It never hurts to be good looking

In Advance of the Broken Arm, Marcel Duchamp, 1964 (1915 version lost). Courtesy MoMA, http://www.moma.org

The op-ed in yesterday's New York Times, by Dennis Dutton, "Has Conceptual Art Jumped the Shark Tank?" will doubtless provoke brouhaha from foreseeable quarters. It is not a bad article, however, despite the tiresome Morley Safer-if-you-can-believe-this-I-have-a-bridge-for-sale-it's-all-a-ponzi-scheme tone. It simply points out, in a long-winded way, that once contexts are stripped from an artwork, the artwork is on it's own, and depends on its appearance to stay out of the dumpster. Nothing we didn't know.

The firstest-bestest example of this is Duchamp's In Advance of the Broken Arm, the shovel pictured above. It was once used by a museum custodian to clear the walks after a snowstorm, which Duchamp thought was hilarious. To reinforce Dutton's point, the original shovel was lost.

There are plenty of presumptions in the article to puncture, but this conclusion, regarding the beautiful artifact, was a bit bizarre:
Hand axes mark an evolutionary advance in human prehistory, tools attractively fashioned to function as what Darwinians call “fitness signals” — displays like the glorious peacock’s tail, which functions to show peahens the strength and vitality of the males who display it.

Hand axes, however, were not grown, but consciously, cleverly made. They were therefore able to indicate desirable personal qualities: intelligence, fine motor control, planning ability and conscientiousness. Such skills gained for those who displayed them status and a reproductive advantage over the less capable. Across many thousands of generations this translated into both an increase in intelligence and an evolved sense that the symmetry and craftsmanship of hand axes is “beautiful.”
I wasn't aware fine motor skills were so desirable to pre-Neanderthals.
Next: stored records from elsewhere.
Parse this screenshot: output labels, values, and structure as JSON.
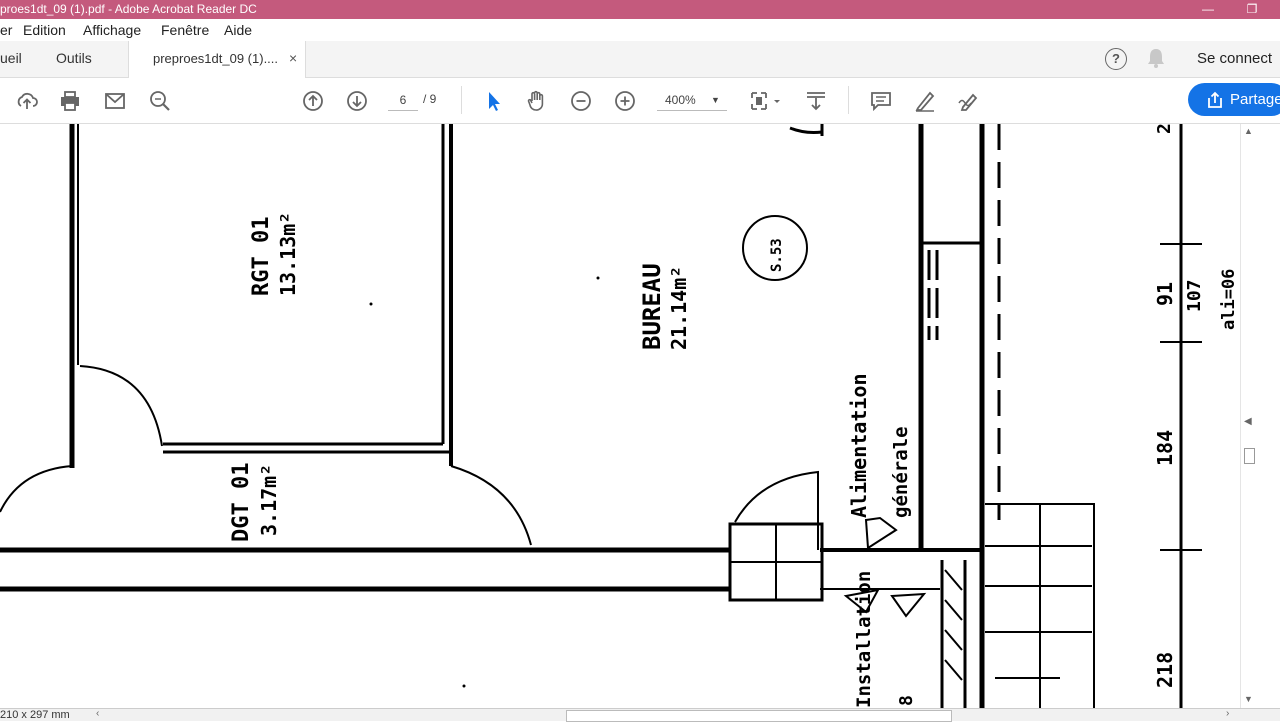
{
  "window": {
    "title": "proes1dt_09 (1).pdf - Adobe Acrobat Reader DC",
    "minimize": "—",
    "restore": "❐"
  },
  "menu": {
    "items": [
      "er",
      "Edition",
      "Affichage",
      "Fenêtre",
      "Aide"
    ]
  },
  "tabs": {
    "home": "ueil",
    "tools": "Outils",
    "document": "preproes1dt_09 (1)....",
    "close": "×"
  },
  "header": {
    "help": "?",
    "signin": "Se connect"
  },
  "toolbar": {
    "current_page": "6",
    "total_pages": "/ 9",
    "zoom": "400%",
    "share_label": "Partage",
    "accent_color": "#1473e6"
  },
  "plan": {
    "room1_name": "RGT 01",
    "room1_area": "13.13m²",
    "room2_name": "BUREAU",
    "room2_area": "21.14m²",
    "room3_name": "DGT 01",
    "room3_area": "3.17m²",
    "symbol_label": "S.53",
    "label_alim": "Alimentation",
    "label_gen": "générale",
    "label_inst": "Installation",
    "dim1": "91",
    "dim2": "107",
    "dim3": "ali=06",
    "dim4": "184",
    "dim5": "218",
    "dim6": "2",
    "dim7": "8"
  },
  "status": {
    "page_size": "210 x 297 mm"
  }
}
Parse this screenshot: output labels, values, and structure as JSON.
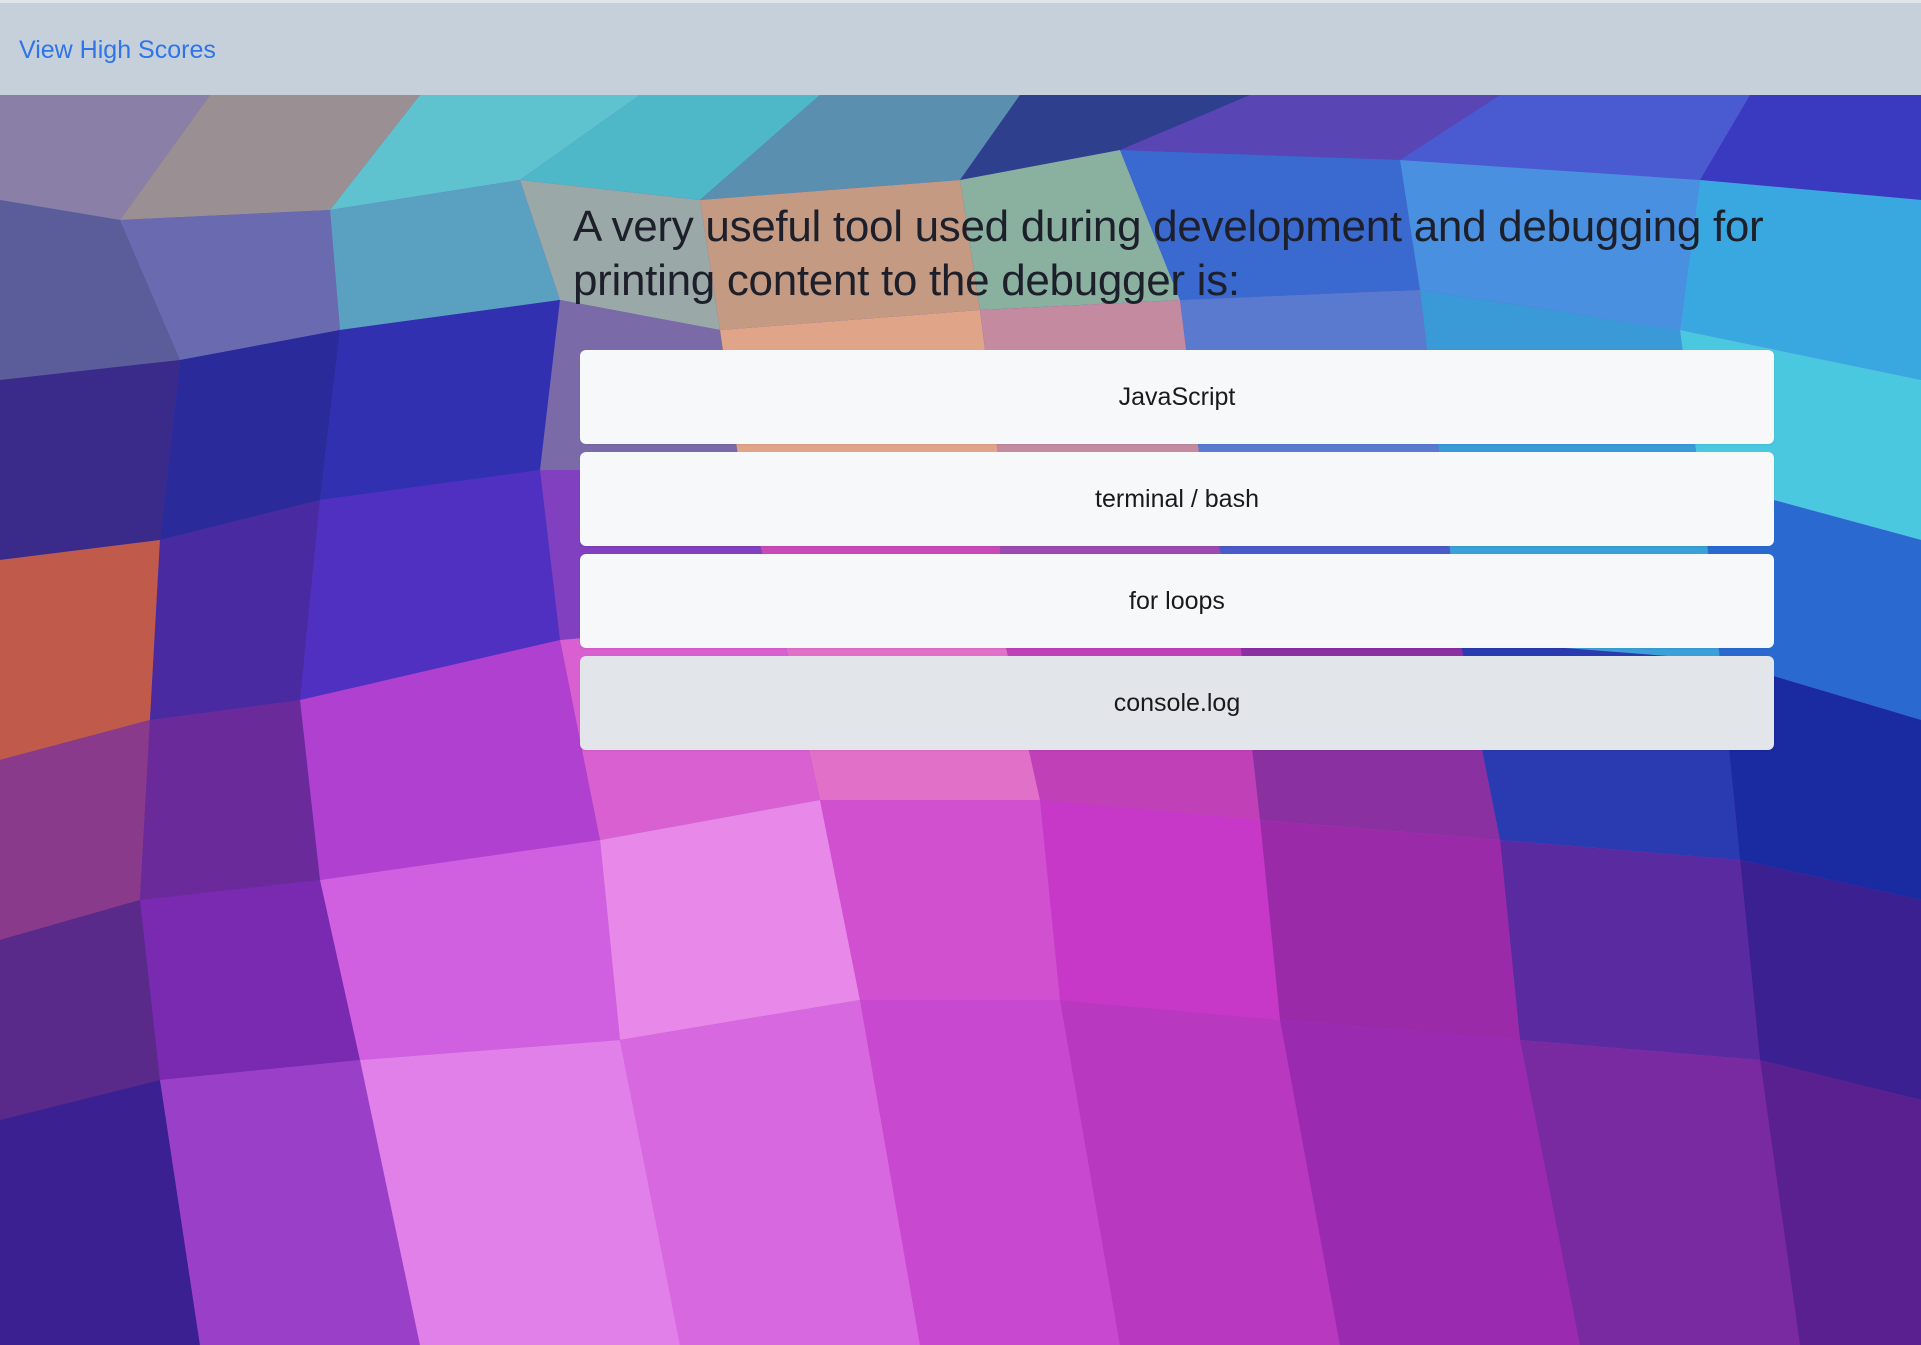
{
  "nav": {
    "high_scores_label": "View High Scores"
  },
  "quiz": {
    "question": "A very useful tool used during development and debugging for printing content to the debugger is:",
    "choices": [
      {
        "label": "JavaScript"
      },
      {
        "label": "terminal / bash"
      },
      {
        "label": "for loops"
      },
      {
        "label": "console.log",
        "hovered": true
      }
    ]
  },
  "colors": {
    "topbar_bg": "#c5d0db",
    "link": "#2f74e8",
    "choice_bg": "#f7f8fa",
    "choice_hover_bg": "#e2e5e9",
    "question_text": "#1d1f2a"
  }
}
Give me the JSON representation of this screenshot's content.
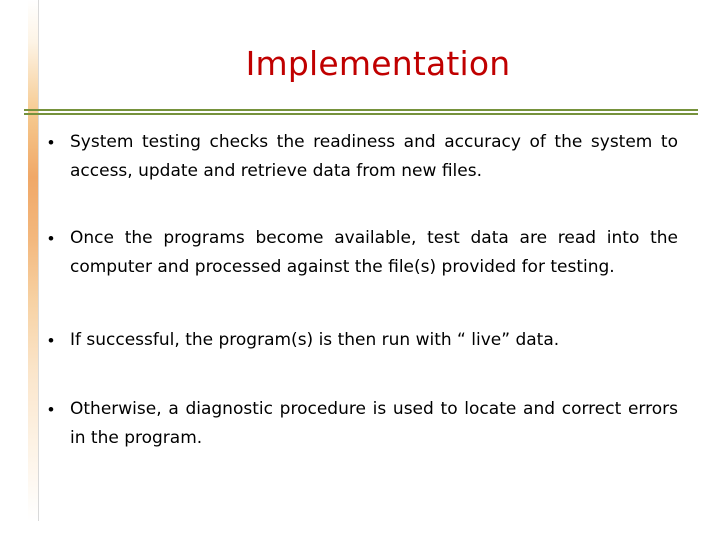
{
  "slide": {
    "title": "Implementation",
    "accent_color": "#c00000",
    "divider_color": "#76923c",
    "sidebar_gradient_color": "#f0a868",
    "bullet_marker": "•",
    "bullets": [
      "System testing checks the readiness and accuracy of the system to access, update and retrieve data from new files.",
      "Once the programs become available, test data are read into the computer and processed against the file(s) provided for testing.",
      "If successful, the program(s) is then run with “ live” data.",
      "Otherwise, a diagnostic procedure is used to locate and correct errors in the program."
    ]
  }
}
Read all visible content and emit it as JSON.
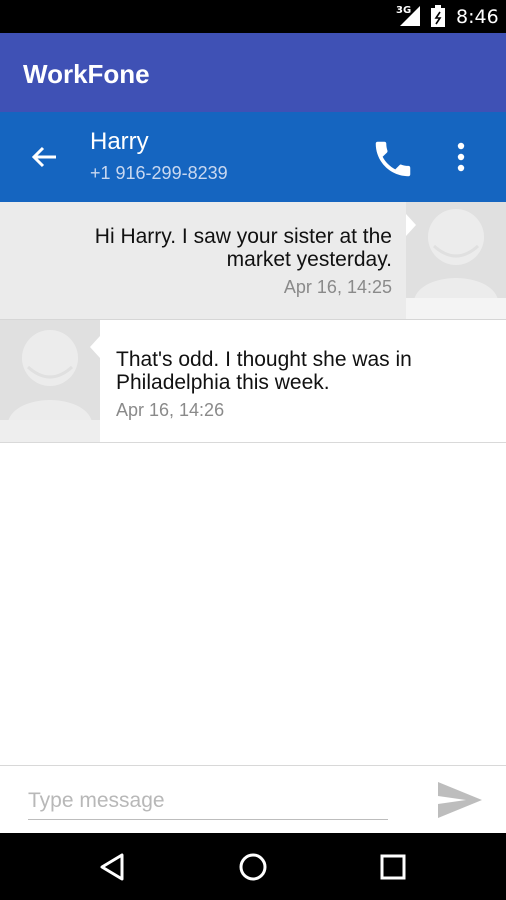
{
  "status_bar": {
    "network": "3G",
    "time": "8:46"
  },
  "app": {
    "title": "WorkFone"
  },
  "conversation": {
    "contact_name": "Harry",
    "contact_number": "+1 916-299-8239"
  },
  "messages": [
    {
      "direction": "outgoing",
      "text": "Hi Harry. I saw your sister at the market yesterday.",
      "time": "Apr 16, 14:25"
    },
    {
      "direction": "incoming",
      "text": "That's odd. I thought she was in Philadelphia this week.",
      "time": "Apr 16, 14:26"
    }
  ],
  "composer": {
    "placeholder": "Type message",
    "value": ""
  },
  "icons": {
    "back": "arrow-left-icon",
    "call": "phone-icon",
    "more": "more-vert-icon",
    "send": "send-icon",
    "nav_back": "triangle-back-icon",
    "nav_home": "circle-home-icon",
    "nav_recents": "square-recents-icon"
  },
  "colors": {
    "app_bar": "#3f51b5",
    "toolbar": "#1565c0",
    "outgoing_bg": "#ebebeb",
    "incoming_bg": "#ffffff"
  }
}
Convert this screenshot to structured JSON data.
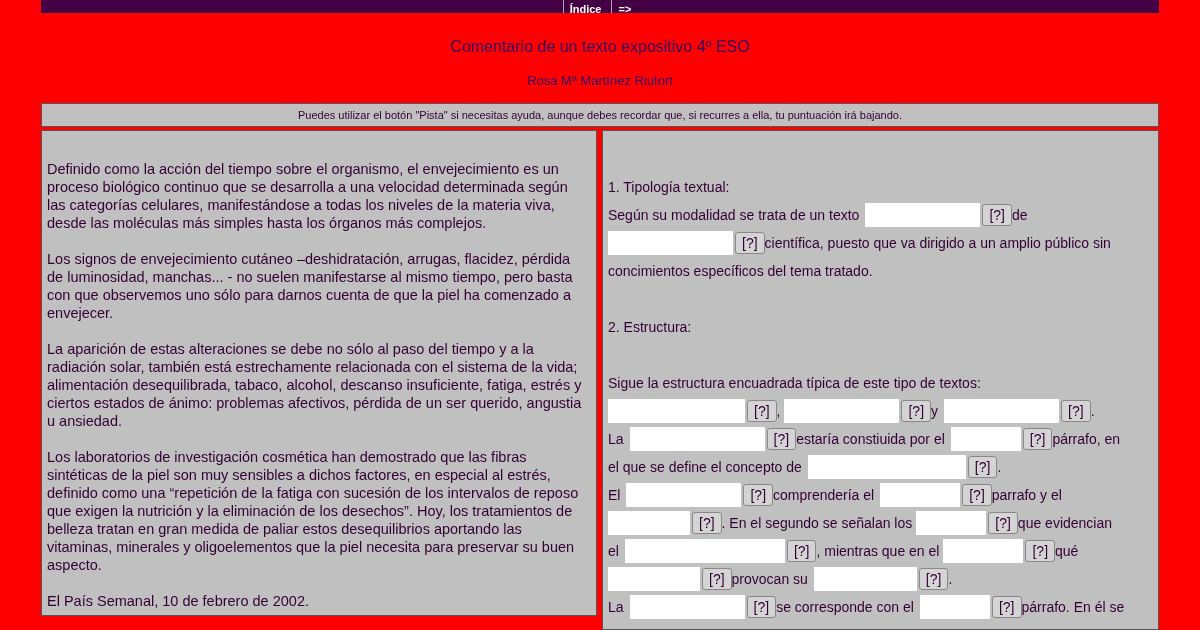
{
  "nav": {
    "buttons": [
      "Índice",
      "=>"
    ]
  },
  "title": "Comentario de un texto expositivo 4º ESO",
  "author": "Rosa Mª Martínez Riutort",
  "notice": "Puedes utilizar el botón \"Pista\" si necesitas ayuda, aunque debes recordar que, si recurres a ella, tu puntuación irá bajando.",
  "reading": {
    "paragraphs": [
      "Definido como la acción del tiempo sobre el organismo, el envejecimiento es un proceso biológico continuo que se desarrolla a una velocidad determinada según las categorías celulares, manifestándose a todas los niveles de la materia viva, desde las moléculas más simples hasta los órganos más complejos.",
      "Los signos de envejecimiento cutáneo –deshidratación, arrugas, flacidez, pérdida de luminosidad, manchas... - no suelen manifestarse al mismo tiempo, pero basta con que observemos uno sólo para darnos cuenta de que la piel ha comenzado a envejecer.",
      "La aparición de estas alteraciones se debe no sólo al paso del tiempo y a la radiación solar, también está estrechamente relacionada con el sistema de la vida; alimentación desequilibrada, tabaco, alcohol, descanso insuficiente, fatiga, estrés y ciertos estados de ánimo: problemas afectivos, pérdida de un ser querido, angustia u ansiedad.",
      "Los laboratorios de investigación cosmética han demostrado que las fibras sintéticas de la piel son muy sensibles a dichos factores, en especial al estrés, definido como una “repetición de la fatiga con sucesión de los intervalos de reposo que exigen la nutrición y la eliminación de los desechos”. Hoy, los tratamientos de belleza tratan en gran medida de paliar estos desequilibrios aportando las vitaminas, minerales y oligoelementos que la piel necesita para preservar su buen aspecto.",
      "El País Semanal, 10 de febrero de 2002."
    ]
  },
  "exercise": {
    "lines": [
      {
        "kind": "gap"
      },
      {
        "kind": "heading",
        "parts": [
          {
            "kind": "text",
            "text": "1. Tipología textual:"
          }
        ]
      },
      {
        "kind": "line",
        "parts": [
          {
            "kind": "text",
            "text": "Según su modalidad se trata de un texto"
          },
          {
            "kind": "blank",
            "hint": "[?]"
          },
          {
            "kind": "text",
            "text": "de"
          }
        ]
      },
      {
        "kind": "line",
        "parts": [
          {
            "kind": "blank",
            "hint": "[?]"
          },
          {
            "kind": "text",
            "text": "científica, puesto que va dirigido a un amplio público sin"
          }
        ]
      },
      {
        "kind": "line",
        "parts": [
          {
            "kind": "text",
            "text": "concimientos específicos del tema tratado."
          }
        ]
      },
      {
        "kind": "gap"
      },
      {
        "kind": "heading",
        "parts": [
          {
            "kind": "text",
            "text": "2. Estructura:"
          }
        ]
      },
      {
        "kind": "gap"
      },
      {
        "kind": "line",
        "parts": [
          {
            "kind": "text",
            "text": "Sigue la estructura encuadrada típica de este tipo de textos:"
          }
        ]
      },
      {
        "kind": "line",
        "parts": [
          {
            "kind": "blank",
            "hint": "[?]"
          },
          {
            "kind": "text",
            "text": ","
          },
          {
            "kind": "blank",
            "hint": "[?]"
          },
          {
            "kind": "text",
            "text": "y"
          },
          {
            "kind": "blank",
            "hint": "[?]"
          },
          {
            "kind": "text",
            "text": "."
          }
        ]
      },
      {
        "kind": "line",
        "parts": [
          {
            "kind": "text",
            "text": "La"
          },
          {
            "kind": "blank",
            "hint": "[?]"
          },
          {
            "kind": "text",
            "text": "estaría constiuida por el"
          },
          {
            "kind": "blank",
            "hint": "[?]"
          },
          {
            "kind": "text",
            "text": "párrafo, en"
          }
        ]
      },
      {
        "kind": "line",
        "parts": [
          {
            "kind": "text",
            "text": "el que se define el concepto de"
          },
          {
            "kind": "blank",
            "hint": "[?]"
          },
          {
            "kind": "text",
            "text": "."
          }
        ]
      },
      {
        "kind": "line",
        "parts": [
          {
            "kind": "text",
            "text": "El"
          },
          {
            "kind": "blank",
            "hint": "[?]"
          },
          {
            "kind": "text",
            "text": "comprendería el"
          },
          {
            "kind": "blank",
            "hint": "[?]"
          },
          {
            "kind": "text",
            "text": "parrafo y el"
          }
        ]
      },
      {
        "kind": "line",
        "parts": [
          {
            "kind": "blank",
            "hint": "[?]"
          },
          {
            "kind": "text",
            "text": ". En el segundo se señalan los"
          },
          {
            "kind": "blank",
            "hint": "[?]"
          },
          {
            "kind": "text",
            "text": "que evidencian"
          }
        ]
      },
      {
        "kind": "line",
        "parts": [
          {
            "kind": "text",
            "text": "el"
          },
          {
            "kind": "blank",
            "hint": "[?]"
          },
          {
            "kind": "text",
            "text": ", mientras que en el"
          },
          {
            "kind": "blank",
            "hint": "[?]"
          },
          {
            "kind": "text",
            "text": "qué"
          }
        ]
      },
      {
        "kind": "line",
        "parts": [
          {
            "kind": "blank",
            "hint": "[?]"
          },
          {
            "kind": "text",
            "text": "provocan su"
          },
          {
            "kind": "blank",
            "hint": "[?]"
          },
          {
            "kind": "text",
            "text": "."
          }
        ]
      },
      {
        "kind": "line",
        "parts": [
          {
            "kind": "text",
            "text": "La"
          },
          {
            "kind": "blank",
            "hint": "[?]"
          },
          {
            "kind": "text",
            "text": "se corresponde con el"
          },
          {
            "kind": "blank",
            "hint": "[?]"
          },
          {
            "kind": "text",
            "text": "párrafo. En él se"
          }
        ]
      }
    ]
  }
}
One thing is for certain, and that is that all art has become much more self-consciously conceptual. In that sense conceptualism isn't going anywhere. Few artists make work without at least considering the intellectual precepts and ramifications of what they are creating. Whether that means that work solely dependent on a sophisticated web of reasoning and contextual bases to establish its relevance and meaning will remain compelling, we can't know. Maybe what we are now sorting out is what is vital and what is merely scholastic in the intellectual provinces of our artistic pursuits.